Bandung (ANTARA) -
Dinas Kesehatan Provinsi Jawa Barat menyatakan Aplikasi Health Heores Nutrihunt yang digagas oleh instansinya bersama Kemenkes RI dan Global Alliance for Improved Nutrition (GAIN) Indonesia, bisa mempermudah warga, untuk mengecek nutrisi makanan lewat telepon pintar.

"Health Heroes Nutrihunt adalah aplikasi untuk memindai kandungan nutrisi makanan.
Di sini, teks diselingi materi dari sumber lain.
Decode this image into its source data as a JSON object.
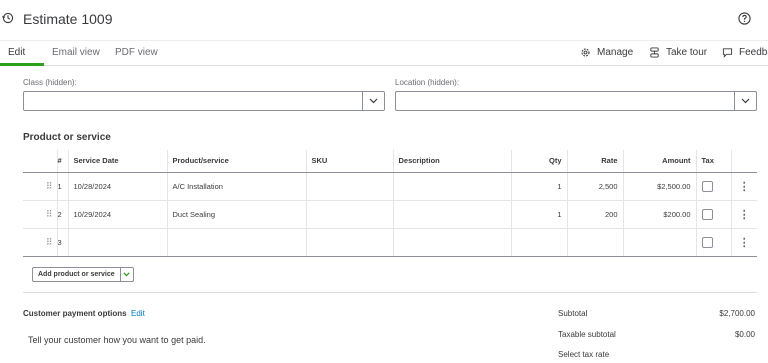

Fungsi aplikasi ini untuk meningkatkan kesadaran bagi masyarakat khususnya remaja agar lebih peduli terhadap hak informasi makanan melalui pengecekan label pangan kemasan," Pelaksana Tugas (Plt) Kepala Dinas Kesehatan Provinsi Jawa Barat Vini Adiani Dewi, disela-sela peluncuranAplikasi Health Heores Nutrihunt, di Gedung Sate, Kota Bandung, Jumat.
 
Vini mengatakan aplikasi ini juga diharapkan dapat mengedukasi para remaja untuk membiasakan membaca informasi gizi pada makanan.
 
Selain bisa melihat kandungan nutrisi, lanjut dia, masyarakat juga bisa ikut melaporkan kandungan nutrisi makanan kemasan.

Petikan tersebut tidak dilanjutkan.